Through the current COVID-19 crisis, while our family advocates continue to provide resources and support for Jasmine and the other children and families served through the Partnerships, our instructional coaches continue to provide resources and support for the Partnerships’ child care teachers, center directors, and home providers while they navigate these new circumstances.
“Our partnership with Sunbeam is built on helping families, but it’s been so much more. We feel we are part of a much bigger picture than we ever could dream of being,” say Larry and Jana Harrell, owners of Southwest Child Development Center, one of Sunbeam’s child care and early education partners.
What Does This Mean for the Field of Early Learning?
The COVID-19 crisis has more broadly exposed what we in early education have always known: although child care programs operate on razor-thin margins, they are vital to educate and nurture young children, support working parents, benefit employers, and sustain the economic and social fabric of communities.
Partnerships, like the one at Sunbeam, offer a model for immediately stabilizing child care in our communities and setting a path for recovery. By infusing new resources into existing, under-resourced marketplace child care, centers and family child care homes can afford to raise the quality of the services they offer. Through Partnerships, children receive access to a higher-quality early care and education, as well as services like nutritious meals, access to health and dental care, and their families benefit from family engagement opportunities, mental health supports, and job and housing assistance.
Our state’s seven Partnerships grantees, including those operated by the Choctaw Nation and Delaware Tribe, meet regularly with Child Care Services administrators within the Oklahoma Department of Human Services to build upon the wealth of lessons learned from our work. In recent years, this has resulted in policy reforms and new investments to strengthen the broader child care system in Oklahoma, including:
- Raising the bar for child care quality through a statewide Infant-Toddler Specialist Network and supporting child care teachers to earn the higher credentials.
- Informing policies that allow for layering Head Start and public child care funds to build the supply of family centered services within high-quality early learning environments.
- Expanding opportunities for working families with incomes below the poverty level to access high-quality care by waiving copays for eligible families and extending eligibility for child care assistance.
The pandemic has demonstrated that child care is critical to our state’s core infrastructure. Working together, we must strengthen the networks, supports, and financial models that are the foundation of effective early care and education systems and will allow parents to get back to work quickly and children and families to flourish. Many of the mechanisms we need to move forward are already in place but need to be expanded.
Strategies for Success
Partnerships across the country, as highlighted in the Ounce report, Expanding High-Quality Child Care for Infants & Toddlers – Lessons from Implementation of Early Head Start – Child Care Partnership in States, offer strategies states have enacted that could be scaled further to strengthen infant and toddler child care through recovery from the current emergency and strengthen it against future crises. Such strategies include:
- Leveraging multiple funding sources and state systems in new ways to support local program success and quality.
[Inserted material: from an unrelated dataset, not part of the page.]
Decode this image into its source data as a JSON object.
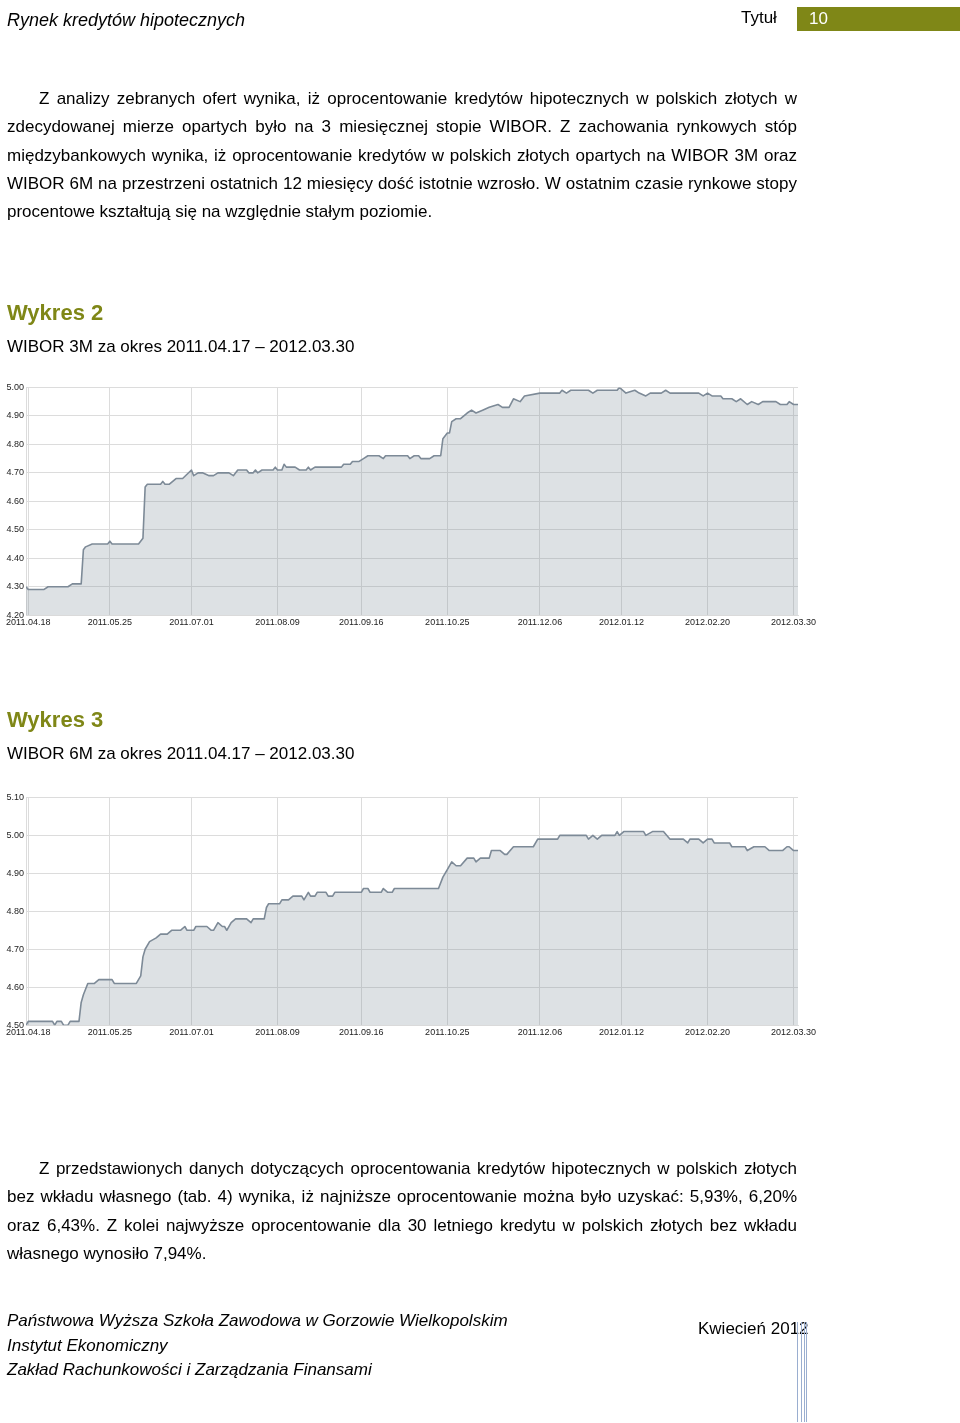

- Supporting continuity of care without interruptions for infants and toddlers in working families with low incomes.
- Raising the bar for what quality infant and toddler child care could and should be.
- Creating higher education pathways to build new skills and competencies for the infant and toddler workforce.
- Scaling reforms to improve care for many more infants and toddlers.
We should invest state and federal funds, creating additional Partnerships between child care providers and Early Head Start grantees to strengthen opportunities for infants and toddlers. Recovery from the COVID-19 crisis and its impacts is an opportunity to forge new pathways that ensure child care programs not only survive but thrive.
*Names of subjects have been changed to protect their privacy.